El Jadida s’apprête à vibrer au rythme des mots, des idées et des émotions avec la nouvelle édition de « Koutoub », un événement littéraire et artistique d’envergure, initié par l’Association des Amis d’Ibn Zaïdoun en partenariat avec le Laboratoire Traductologie, Communication et Littérature (TCL) relevant de la Faculté des Lettres et des Sciences Humaines de l’Université Chouaïb Doukkali.
Bien plus qu’un simple rendez-vous culturel, Koutoub se veut une vitrine vivante de la littérature dans sa pluralité et sa diversité. Durant trois jours, El Jadida deviendra un espace de dialogue et de création où se croiseront écrivains, poètes, penseurs, artistes, musiciens, éditeurs et conteurs venus du Maroc et d’ailleurs.
Une immersion dans la diversité des arts et des idées
Au programme de cette manifestation : rencontres littéraires, ateliers de transmission, débats professionnels, soirées musicales, expositions d’art et ventes de livres. Le tout animé par une passion et rigueur, afin d’offrir au public une expérience à la fois conviviale, festive et intellectuellement stimulante.
Selon un des organisateurs, Koutoub propose une immersion dans l’univers de la solidarité d’auteur à auteur, de culture à culture, d’un débat d’idées à un choc de pensées.
L’événement se distingue par son esprit de partage et de transmission, faisant dialoguer les mots, la peinture et la musique, tout en rendant hommage aux figures littéraires qui ont marqué leur époque.
Littérature, art et pensée : un dialogue fertile
Les conférences prévues s’annoncent riches et audacieuses. Les participants seront invités à réfléchir sur des sujets d’actualité tels que : « L’IA, nouveau fantôme dans la machine à écrire ? », « Écrire l’anthropocène ou la nouvelle grammaire du désastre », ou encore « Le roman est-il encore la mère-genre ? ».
Deux conférences seront également consacrées à la place de l’art à l’ère numérique et aux imaginaires de l’effondrement : « Artistes à l’ère des algorithmes » et « Le monde après la fin du monde ».
Par ailleurs, une rencontre intitulée « Réécrire le monde » questionnera la déconstruction des canons et questionnera les références occidentales à la lumière des artistes et auteurs marocains, notamment maghrébins.
Hommage à Saïd Mountassib
Moment fort et empreint d’émotion : un hommage sera rendu à l’écrivain, poète et journaliste Saïd Mountassib, lauréat du Prix de la Nouvelle 2024, pour son parcours exemplaire et sa contribution à la scène littéraire marocaine.

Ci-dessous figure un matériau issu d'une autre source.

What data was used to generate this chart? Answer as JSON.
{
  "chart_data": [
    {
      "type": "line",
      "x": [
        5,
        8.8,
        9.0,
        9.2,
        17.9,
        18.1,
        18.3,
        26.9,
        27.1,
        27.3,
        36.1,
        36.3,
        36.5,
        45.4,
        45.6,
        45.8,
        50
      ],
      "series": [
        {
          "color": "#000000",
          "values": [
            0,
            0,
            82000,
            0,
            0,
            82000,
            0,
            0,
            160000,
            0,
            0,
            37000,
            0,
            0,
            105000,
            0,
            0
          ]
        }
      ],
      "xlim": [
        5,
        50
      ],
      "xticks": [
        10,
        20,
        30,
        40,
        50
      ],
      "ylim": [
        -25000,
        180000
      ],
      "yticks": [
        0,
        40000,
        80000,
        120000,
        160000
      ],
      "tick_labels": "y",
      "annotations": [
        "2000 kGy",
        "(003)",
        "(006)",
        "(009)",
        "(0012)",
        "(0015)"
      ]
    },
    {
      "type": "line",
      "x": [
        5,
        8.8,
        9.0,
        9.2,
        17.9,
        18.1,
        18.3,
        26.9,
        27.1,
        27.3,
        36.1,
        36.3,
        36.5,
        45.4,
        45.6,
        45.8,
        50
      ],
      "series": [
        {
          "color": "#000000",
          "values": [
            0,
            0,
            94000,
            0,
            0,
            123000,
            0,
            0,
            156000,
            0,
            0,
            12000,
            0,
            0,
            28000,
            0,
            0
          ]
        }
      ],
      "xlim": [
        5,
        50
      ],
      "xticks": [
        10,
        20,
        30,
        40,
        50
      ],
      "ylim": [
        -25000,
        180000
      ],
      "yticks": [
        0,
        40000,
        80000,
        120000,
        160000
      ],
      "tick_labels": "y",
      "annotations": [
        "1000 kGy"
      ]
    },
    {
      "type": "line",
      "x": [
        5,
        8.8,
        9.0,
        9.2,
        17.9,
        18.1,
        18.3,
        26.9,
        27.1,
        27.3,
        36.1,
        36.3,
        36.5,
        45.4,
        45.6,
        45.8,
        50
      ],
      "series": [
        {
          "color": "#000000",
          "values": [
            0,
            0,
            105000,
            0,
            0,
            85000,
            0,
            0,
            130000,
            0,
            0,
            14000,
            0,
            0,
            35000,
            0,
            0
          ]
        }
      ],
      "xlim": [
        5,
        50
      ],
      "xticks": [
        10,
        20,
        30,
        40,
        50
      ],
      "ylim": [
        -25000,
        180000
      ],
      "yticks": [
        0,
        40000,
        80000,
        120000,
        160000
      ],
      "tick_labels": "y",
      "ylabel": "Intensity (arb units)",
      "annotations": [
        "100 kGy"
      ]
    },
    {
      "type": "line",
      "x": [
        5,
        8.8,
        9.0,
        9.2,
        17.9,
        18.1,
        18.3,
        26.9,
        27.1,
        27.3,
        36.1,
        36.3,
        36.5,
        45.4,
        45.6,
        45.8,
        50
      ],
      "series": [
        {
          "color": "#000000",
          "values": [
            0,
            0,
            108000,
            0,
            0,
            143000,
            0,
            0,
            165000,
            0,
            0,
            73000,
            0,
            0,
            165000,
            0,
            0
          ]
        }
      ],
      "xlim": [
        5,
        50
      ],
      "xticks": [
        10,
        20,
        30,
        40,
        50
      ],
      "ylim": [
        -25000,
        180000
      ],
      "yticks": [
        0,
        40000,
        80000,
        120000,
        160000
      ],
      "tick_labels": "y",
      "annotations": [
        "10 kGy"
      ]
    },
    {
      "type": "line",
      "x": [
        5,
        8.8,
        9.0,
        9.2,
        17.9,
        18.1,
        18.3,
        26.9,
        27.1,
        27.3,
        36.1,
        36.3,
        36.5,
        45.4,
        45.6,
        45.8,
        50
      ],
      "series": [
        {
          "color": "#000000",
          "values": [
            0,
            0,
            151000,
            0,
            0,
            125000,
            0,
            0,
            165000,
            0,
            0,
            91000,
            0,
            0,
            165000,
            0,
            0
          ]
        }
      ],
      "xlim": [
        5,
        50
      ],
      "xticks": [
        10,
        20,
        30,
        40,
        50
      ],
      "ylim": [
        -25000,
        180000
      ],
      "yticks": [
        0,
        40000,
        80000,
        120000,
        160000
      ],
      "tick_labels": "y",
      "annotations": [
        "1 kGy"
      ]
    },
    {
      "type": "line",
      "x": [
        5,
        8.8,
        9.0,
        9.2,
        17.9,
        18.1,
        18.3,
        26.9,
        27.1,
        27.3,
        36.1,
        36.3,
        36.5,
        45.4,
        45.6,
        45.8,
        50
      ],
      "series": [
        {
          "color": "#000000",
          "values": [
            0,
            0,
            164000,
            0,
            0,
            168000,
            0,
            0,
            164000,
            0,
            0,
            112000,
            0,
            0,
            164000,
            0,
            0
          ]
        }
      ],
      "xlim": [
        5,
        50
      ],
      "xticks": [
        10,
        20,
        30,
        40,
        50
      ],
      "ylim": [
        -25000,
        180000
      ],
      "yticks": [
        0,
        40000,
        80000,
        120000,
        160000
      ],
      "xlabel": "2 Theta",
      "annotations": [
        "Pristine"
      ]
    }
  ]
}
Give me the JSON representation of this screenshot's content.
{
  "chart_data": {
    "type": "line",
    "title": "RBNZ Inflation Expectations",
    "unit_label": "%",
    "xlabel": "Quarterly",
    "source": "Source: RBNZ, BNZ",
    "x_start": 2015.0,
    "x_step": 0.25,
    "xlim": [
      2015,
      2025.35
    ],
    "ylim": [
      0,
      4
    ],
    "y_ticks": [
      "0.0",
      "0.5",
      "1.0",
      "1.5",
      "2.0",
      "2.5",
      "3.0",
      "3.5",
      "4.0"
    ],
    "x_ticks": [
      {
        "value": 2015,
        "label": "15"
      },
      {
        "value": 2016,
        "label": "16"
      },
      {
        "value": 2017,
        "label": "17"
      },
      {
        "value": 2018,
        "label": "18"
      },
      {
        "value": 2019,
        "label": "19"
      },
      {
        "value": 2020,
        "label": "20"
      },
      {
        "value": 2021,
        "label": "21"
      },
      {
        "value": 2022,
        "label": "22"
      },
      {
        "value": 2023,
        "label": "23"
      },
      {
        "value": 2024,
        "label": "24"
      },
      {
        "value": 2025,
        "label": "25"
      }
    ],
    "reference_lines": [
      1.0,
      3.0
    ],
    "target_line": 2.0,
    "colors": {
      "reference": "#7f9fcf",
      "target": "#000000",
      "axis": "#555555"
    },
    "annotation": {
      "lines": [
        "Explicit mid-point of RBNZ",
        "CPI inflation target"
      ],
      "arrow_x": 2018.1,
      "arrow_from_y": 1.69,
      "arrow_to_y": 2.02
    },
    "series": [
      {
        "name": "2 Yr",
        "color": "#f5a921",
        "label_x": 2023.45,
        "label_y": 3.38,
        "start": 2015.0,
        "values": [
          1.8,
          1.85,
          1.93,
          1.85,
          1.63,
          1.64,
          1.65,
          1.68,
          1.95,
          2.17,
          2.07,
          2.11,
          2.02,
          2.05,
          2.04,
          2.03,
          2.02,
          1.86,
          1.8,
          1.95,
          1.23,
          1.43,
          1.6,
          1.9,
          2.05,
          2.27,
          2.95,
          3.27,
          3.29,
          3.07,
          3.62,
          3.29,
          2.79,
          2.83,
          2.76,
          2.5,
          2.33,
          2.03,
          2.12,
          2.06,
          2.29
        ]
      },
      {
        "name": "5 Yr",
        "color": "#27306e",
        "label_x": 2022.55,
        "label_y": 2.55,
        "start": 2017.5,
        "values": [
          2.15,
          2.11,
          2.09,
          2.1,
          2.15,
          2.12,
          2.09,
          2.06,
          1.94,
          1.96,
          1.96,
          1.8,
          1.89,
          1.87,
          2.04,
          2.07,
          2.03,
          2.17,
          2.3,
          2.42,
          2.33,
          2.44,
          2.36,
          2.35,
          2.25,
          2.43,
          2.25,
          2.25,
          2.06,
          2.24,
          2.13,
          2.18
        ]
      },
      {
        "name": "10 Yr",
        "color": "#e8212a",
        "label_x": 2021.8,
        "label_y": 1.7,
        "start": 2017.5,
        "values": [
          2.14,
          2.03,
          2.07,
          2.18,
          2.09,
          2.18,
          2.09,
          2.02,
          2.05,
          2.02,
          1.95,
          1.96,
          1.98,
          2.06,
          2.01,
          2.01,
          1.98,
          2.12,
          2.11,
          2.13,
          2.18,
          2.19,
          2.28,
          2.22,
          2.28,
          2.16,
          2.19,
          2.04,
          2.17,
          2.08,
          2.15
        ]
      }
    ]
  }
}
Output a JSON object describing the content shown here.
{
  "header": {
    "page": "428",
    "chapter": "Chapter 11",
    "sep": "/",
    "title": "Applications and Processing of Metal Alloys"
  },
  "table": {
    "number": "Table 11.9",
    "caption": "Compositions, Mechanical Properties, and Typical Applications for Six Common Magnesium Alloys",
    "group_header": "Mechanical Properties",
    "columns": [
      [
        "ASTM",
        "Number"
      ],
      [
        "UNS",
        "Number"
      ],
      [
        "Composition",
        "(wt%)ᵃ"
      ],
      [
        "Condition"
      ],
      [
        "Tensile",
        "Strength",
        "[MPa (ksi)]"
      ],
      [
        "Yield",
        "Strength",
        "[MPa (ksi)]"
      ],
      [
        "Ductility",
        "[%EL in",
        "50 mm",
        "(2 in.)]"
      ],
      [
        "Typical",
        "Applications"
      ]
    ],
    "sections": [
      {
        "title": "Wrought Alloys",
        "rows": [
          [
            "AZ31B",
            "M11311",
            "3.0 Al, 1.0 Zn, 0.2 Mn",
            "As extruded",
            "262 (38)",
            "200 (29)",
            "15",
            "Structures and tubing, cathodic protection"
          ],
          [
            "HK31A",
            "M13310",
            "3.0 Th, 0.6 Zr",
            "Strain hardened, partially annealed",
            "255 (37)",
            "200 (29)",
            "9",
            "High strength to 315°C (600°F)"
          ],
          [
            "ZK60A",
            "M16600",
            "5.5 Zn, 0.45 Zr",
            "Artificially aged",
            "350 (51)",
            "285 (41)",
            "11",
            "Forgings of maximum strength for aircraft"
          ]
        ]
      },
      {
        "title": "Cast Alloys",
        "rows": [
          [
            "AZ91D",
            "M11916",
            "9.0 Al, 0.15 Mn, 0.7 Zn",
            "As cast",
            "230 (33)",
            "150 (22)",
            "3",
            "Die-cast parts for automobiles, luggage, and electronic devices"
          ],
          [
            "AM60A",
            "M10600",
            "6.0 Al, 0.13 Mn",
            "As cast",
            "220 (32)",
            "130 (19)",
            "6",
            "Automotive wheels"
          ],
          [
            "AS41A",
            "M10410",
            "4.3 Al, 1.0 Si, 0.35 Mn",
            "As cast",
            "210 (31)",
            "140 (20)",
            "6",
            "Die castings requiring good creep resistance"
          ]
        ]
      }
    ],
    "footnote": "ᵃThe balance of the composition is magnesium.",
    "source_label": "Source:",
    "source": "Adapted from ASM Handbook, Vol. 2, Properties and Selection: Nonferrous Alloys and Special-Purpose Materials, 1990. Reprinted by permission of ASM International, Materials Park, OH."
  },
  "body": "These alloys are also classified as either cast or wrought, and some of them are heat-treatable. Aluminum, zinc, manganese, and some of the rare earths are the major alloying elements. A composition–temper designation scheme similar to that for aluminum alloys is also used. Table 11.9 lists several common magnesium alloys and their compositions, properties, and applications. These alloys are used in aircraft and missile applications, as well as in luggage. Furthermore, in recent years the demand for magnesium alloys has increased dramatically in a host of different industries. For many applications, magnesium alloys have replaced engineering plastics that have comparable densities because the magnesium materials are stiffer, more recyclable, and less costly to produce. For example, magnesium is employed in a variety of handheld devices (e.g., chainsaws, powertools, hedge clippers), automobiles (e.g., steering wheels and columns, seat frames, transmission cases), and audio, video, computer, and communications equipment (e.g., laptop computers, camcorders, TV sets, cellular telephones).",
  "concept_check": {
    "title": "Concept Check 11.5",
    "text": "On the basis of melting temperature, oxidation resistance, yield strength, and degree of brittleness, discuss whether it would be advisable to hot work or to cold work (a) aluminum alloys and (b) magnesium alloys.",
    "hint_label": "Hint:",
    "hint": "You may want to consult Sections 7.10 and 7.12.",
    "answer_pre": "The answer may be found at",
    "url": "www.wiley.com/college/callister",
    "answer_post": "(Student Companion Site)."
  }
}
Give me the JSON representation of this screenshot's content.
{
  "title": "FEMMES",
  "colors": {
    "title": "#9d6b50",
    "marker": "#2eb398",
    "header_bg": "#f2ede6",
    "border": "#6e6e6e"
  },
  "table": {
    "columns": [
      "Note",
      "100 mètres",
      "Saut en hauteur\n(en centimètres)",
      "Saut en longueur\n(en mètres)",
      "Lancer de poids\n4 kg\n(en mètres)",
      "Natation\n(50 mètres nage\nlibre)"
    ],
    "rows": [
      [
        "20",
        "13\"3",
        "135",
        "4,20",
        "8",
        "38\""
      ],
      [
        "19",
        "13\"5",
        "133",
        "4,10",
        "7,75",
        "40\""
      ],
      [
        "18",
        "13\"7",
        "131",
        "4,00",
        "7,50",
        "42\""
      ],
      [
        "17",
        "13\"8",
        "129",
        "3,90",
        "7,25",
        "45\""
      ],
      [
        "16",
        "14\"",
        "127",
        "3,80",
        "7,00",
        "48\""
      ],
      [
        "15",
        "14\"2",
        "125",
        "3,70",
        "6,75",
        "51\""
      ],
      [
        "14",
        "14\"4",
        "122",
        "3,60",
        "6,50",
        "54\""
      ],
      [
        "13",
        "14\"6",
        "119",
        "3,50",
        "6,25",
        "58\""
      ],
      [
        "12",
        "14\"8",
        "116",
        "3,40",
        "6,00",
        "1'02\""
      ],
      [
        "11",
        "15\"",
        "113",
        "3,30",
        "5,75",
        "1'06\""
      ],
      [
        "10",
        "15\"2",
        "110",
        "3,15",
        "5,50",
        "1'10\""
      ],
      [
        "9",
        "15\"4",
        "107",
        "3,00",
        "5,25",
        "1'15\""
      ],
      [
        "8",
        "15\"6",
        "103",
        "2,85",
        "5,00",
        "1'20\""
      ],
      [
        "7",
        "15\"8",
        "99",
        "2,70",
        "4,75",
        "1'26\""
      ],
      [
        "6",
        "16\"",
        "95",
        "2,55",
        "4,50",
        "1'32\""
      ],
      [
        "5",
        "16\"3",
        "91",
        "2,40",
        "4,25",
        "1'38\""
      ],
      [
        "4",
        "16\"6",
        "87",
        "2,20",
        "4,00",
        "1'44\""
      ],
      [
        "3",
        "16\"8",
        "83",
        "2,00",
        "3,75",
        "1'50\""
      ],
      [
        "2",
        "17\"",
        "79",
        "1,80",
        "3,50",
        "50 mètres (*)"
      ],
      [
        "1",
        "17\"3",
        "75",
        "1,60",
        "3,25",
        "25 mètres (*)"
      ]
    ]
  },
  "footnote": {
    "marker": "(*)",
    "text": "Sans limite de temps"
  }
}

L’art en dialogue avec les mots
En parallèle des débats et rencontres, le Complexe culturel de l’OCP d’El Jadida accueillera, du 16 au 18 octobre, une exposition réunissant les œuvres récentes de deux artistes plasticiens de talent : Abdelkarim Elzahhar et El Mostafa Akil. Une manière de rappeler que, dans l’esprit de Koutoub, la littérature se nourrit de toutes les formes d’expression artistique, et que chaque discipline trouve sa résonance dans l’autre.
Ainsi, El Jadida se transforme le temps d’un week-end en véritable laboratoire culturel, un espace d’échanges où se mêlent mémoire, modernité et création, à l’image de cette ville où l’Océan embrasse les cultures et où l’écriture se fait souffle du monde.